High-performance BiVO₄ photoanodes generally requires elaborate modification on both bulk and surfaces, which inevitably increases the complexity of photoanode design. Herein, a phosphorus-doped high-entropy oxide composite (P-HEO) is decorated on a BiVO₄ photoanode (denoted as PHBVO), which achieves broadband solar absorption (86% in 300–2500 nm vs 31% for pristine BiVO₄) and delivers a photocurrent density of 6.36 mA cm⁻² at 1.23 V_RHE, representing a fourfold enhancement compared to pristine BiVO₄ photoanodes.
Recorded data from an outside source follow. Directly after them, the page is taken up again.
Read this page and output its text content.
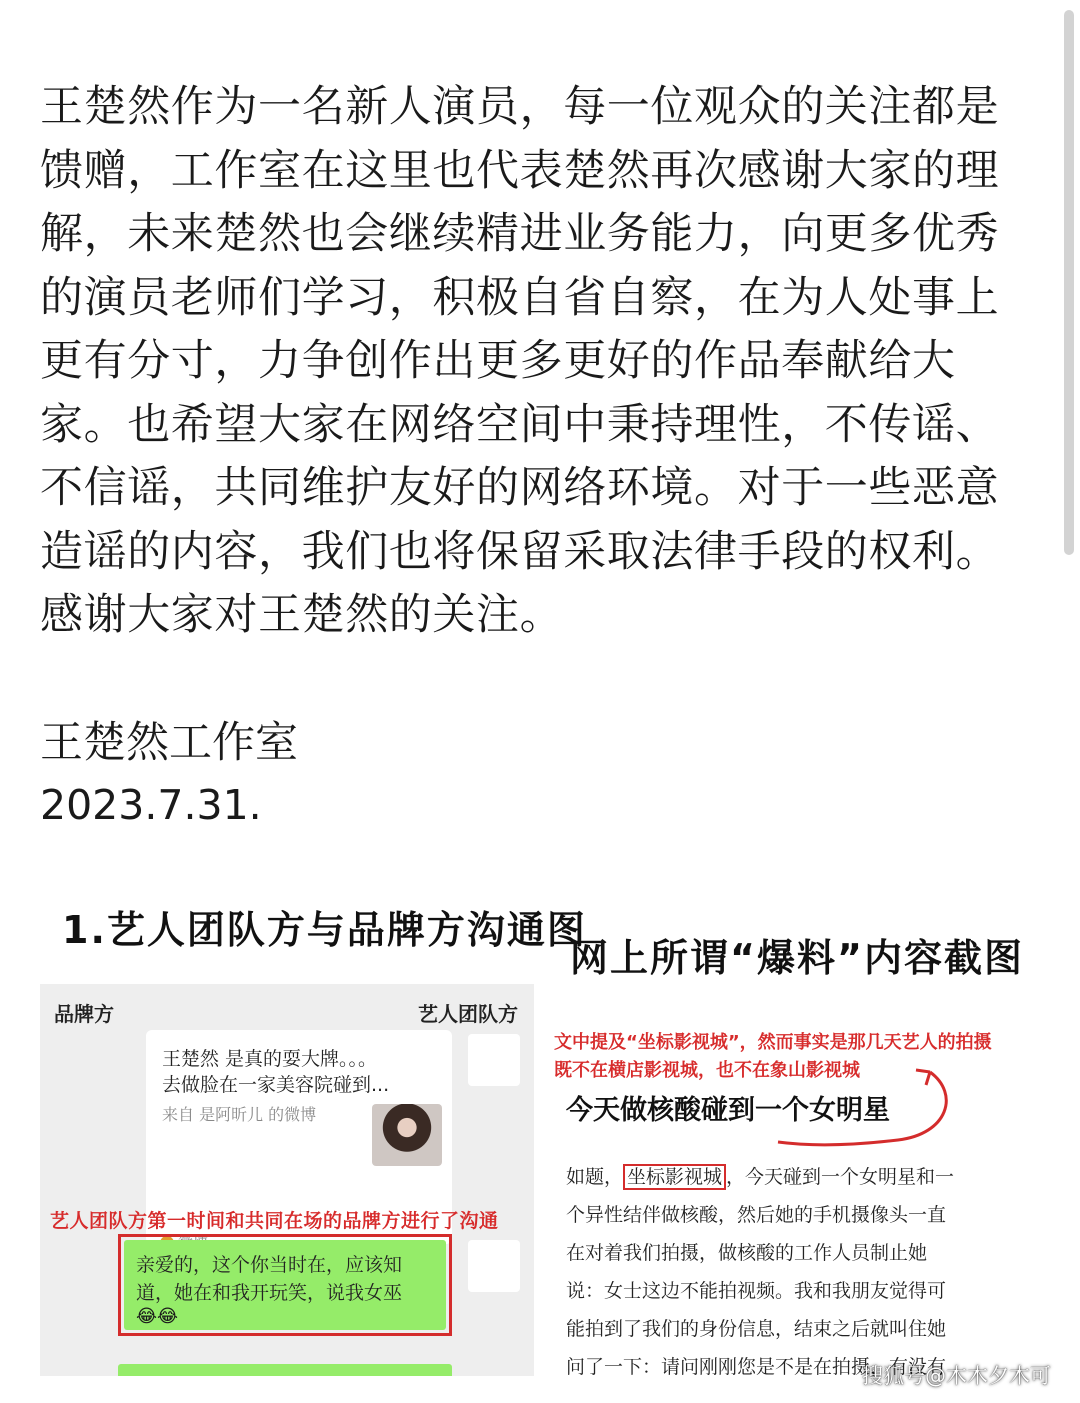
王楚然作为一名新人演员，每一位观众的关注都是

馈赠，工作室在这里也代表楚然再次感谢大家的理

解，未来楚然也会继续精进业务能力，向更多优秀

的演员老师们学习，积极自省自察，在为人处事上

更有分寸，力争创作出更多更好的作品奉献给大

家。也希望大家在网络空间中秉持理性，不传谣、

不信谣，共同维护友好的网络环境。对于一些恶意

造谣的内容，我们也将保留采取法律手段的权利。

感谢大家对王楚然的关注。

王楚然工作室

2023.7.31.

1.艺人团队方与品牌方沟通图
品牌方	艺人团队方
王楚然 是真的耍大牌。。。
去做脸在一家美容院碰到...
来自 是阿昕儿 的微博
艺人团队方第一时间和共同在场的品牌方进行了沟通
亲爱的，这个你当时在，应该知
道，她在和我开玩笑，说我女巫
😂😂
网上所谓“爆料”内容截图
文中提及“坐标影视城”，然而事实是那几天艺人的拍摄
既不在横店影视城，也不在象山影视城
今天做核酸碰到一个女明星

如题， 坐标影视城 ，今天碰到一个女明星和一

个异性结伴做核酸，然后她的手机摄像头一直

在对着我们拍摄，做核酸的工作人员制止她

说：女士这边不能拍视频。我和我朋友觉得可

能拍到了我们的身份信息，结束之后就叫住她

问了一下：请问刚刚您是不是在拍摄，有没有

搜狐号@木木夕木可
Systematical studies reveal that lattice distortion in P-HEOs induces band structure reconstruction and oxygen vacancy formation, while interfacial P─O coupling promotes d-p orbital hybridization, reducing the oxygen evolution reaction overpotential. Moreover, the photothermal effect of P-HEOs suppresses carrier recombination, enhancing electron mobility by 2.6-fold. PHBVO demonstrates stability exceeding 160 h under continuous AM 1.5 G illumination, which is attributed to a robust high-entropy oxide interface. This work provides a proof-of-concept for the design of efficient photoanodes through surface modification simultaneously achieving the enhancement in light harvesting, carrier transport and surface catalytic activity.